Download times by function

requests and urllib did about the same, which isn’t surprising given that requests is built on urllib3. Interestingly, fsspec gave us the slowest and fastest times depending on the download method. Despite the poor performance of the open method in fsspec, the cat method was blazingly fast compared to our other competitors, and looks like the clear winner.

It’s Actually Working, Right?

fsspec is the fastest option by far, but maybe we should make sure it’s actually doing what we think it is. Instead of some random data, let’s grab a real image from the GOES-17 geostationary satellite so we can make sure everything looks right.

import numpy as np
import matplotlib.pyplot as plt


img = (ee.ImageCollection("NOAA/GOES/16/MCMIPC")
       .select(["CMI_C02", "CMI_C03", "CMI_C01"])
       .filterDate("2021-06-20T22", "2022").first()
)

url = img.getDownloadURL(dict(
    scale=8_000,
    crs="EPSG:5070",
    format="GEO_TIFF"
))

Let’s download the URL we just grabbed using the same basic function as before.

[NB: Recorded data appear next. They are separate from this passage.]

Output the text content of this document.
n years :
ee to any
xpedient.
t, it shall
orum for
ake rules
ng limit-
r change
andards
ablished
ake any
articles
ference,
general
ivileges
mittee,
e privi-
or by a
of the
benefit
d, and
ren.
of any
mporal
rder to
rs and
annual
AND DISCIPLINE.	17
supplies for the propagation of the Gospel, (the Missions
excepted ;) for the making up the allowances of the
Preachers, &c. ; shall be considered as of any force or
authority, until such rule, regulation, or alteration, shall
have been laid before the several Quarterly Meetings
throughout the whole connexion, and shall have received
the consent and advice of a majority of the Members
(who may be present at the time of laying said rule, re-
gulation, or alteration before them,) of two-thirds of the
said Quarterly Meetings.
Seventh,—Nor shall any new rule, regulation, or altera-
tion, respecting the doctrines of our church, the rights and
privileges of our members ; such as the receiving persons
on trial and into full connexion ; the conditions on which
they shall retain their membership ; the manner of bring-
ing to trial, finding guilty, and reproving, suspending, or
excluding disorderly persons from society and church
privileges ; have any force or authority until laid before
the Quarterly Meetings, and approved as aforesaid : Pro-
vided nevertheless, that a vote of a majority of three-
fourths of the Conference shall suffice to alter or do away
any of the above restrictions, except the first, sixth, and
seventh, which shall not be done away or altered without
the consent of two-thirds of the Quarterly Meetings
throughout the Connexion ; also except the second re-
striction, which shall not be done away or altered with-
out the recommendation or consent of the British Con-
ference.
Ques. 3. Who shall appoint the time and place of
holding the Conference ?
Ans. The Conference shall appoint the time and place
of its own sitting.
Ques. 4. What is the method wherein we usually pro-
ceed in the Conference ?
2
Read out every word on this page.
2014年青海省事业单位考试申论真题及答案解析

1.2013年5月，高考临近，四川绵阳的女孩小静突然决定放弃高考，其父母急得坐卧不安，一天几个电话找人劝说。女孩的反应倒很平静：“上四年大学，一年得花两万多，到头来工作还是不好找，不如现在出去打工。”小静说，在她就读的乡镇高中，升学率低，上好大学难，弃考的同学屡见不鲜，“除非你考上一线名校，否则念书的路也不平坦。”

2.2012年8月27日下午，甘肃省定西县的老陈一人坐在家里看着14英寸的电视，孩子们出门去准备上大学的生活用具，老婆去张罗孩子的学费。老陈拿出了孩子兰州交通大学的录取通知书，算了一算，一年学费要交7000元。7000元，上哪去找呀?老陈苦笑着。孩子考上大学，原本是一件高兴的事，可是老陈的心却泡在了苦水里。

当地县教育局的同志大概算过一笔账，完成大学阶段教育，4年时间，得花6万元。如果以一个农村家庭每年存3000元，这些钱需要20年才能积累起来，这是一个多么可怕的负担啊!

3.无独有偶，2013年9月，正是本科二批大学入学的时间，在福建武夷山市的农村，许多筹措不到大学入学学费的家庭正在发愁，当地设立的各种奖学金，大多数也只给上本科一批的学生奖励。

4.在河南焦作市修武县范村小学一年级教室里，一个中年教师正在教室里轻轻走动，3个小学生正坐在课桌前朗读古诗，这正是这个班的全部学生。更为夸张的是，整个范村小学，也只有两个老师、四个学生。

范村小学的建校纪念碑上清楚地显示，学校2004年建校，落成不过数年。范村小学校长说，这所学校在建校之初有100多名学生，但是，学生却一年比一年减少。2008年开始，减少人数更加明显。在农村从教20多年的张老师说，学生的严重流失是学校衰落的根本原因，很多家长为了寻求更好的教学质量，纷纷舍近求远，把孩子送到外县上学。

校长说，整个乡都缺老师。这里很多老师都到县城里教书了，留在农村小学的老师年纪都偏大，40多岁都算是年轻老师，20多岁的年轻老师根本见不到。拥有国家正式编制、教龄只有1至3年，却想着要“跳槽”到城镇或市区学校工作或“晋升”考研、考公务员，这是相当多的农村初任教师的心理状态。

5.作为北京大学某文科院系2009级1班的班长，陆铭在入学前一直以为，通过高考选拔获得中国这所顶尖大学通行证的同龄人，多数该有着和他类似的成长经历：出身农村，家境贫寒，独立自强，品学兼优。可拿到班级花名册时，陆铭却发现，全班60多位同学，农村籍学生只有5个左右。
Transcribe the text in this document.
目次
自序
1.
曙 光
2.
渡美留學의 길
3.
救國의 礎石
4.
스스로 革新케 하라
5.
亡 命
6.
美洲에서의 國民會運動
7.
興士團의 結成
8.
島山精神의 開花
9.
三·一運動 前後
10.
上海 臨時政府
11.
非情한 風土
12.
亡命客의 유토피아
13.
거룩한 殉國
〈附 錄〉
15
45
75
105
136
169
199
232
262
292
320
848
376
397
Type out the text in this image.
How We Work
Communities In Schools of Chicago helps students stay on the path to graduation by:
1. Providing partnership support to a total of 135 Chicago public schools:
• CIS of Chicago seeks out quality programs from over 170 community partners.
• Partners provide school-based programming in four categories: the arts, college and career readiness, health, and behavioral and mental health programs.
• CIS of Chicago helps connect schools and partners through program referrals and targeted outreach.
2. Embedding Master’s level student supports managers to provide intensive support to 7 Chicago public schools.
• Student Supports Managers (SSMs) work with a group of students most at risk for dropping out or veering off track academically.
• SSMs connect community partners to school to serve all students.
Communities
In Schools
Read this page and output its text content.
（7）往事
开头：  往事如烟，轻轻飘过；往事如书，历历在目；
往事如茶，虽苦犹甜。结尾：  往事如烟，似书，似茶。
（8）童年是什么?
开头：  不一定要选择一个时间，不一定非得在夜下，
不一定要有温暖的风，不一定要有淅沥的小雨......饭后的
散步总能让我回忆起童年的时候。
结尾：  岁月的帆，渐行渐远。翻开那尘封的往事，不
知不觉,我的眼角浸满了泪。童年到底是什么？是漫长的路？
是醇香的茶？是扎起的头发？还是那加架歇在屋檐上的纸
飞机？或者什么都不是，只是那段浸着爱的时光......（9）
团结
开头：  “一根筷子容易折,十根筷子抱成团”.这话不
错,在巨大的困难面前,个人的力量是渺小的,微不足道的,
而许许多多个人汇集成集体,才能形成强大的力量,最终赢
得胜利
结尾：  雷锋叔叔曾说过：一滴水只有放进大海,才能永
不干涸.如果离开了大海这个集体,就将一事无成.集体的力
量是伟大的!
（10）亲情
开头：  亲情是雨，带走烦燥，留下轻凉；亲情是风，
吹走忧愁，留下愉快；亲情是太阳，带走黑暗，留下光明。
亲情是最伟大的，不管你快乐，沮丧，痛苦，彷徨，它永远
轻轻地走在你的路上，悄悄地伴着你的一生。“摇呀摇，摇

byte_data = io.BytesIO(fsspec.filesystem("https").cat(url))
with rasterio.open(byte_data) as src:
    data = src.read()

And, after making a few adjustments to make sure it displays correctly, let’s see how it looks.

A satellite image of the United States.

Looking good! The fsspec.filesystem.cat method is working as expected, and it seems to offer a big performance boost over the current requests implementation we’re using in wxee.

Why does it perform so much better? No idea! fsspec offers some fancy features like async execution and local caching, but I don’t think our example is taking advantage of that. I’d be fascinated to hear from someone with more experience with the package or network requests in general, but until them I’m happy to accept a 70% decrease in download times!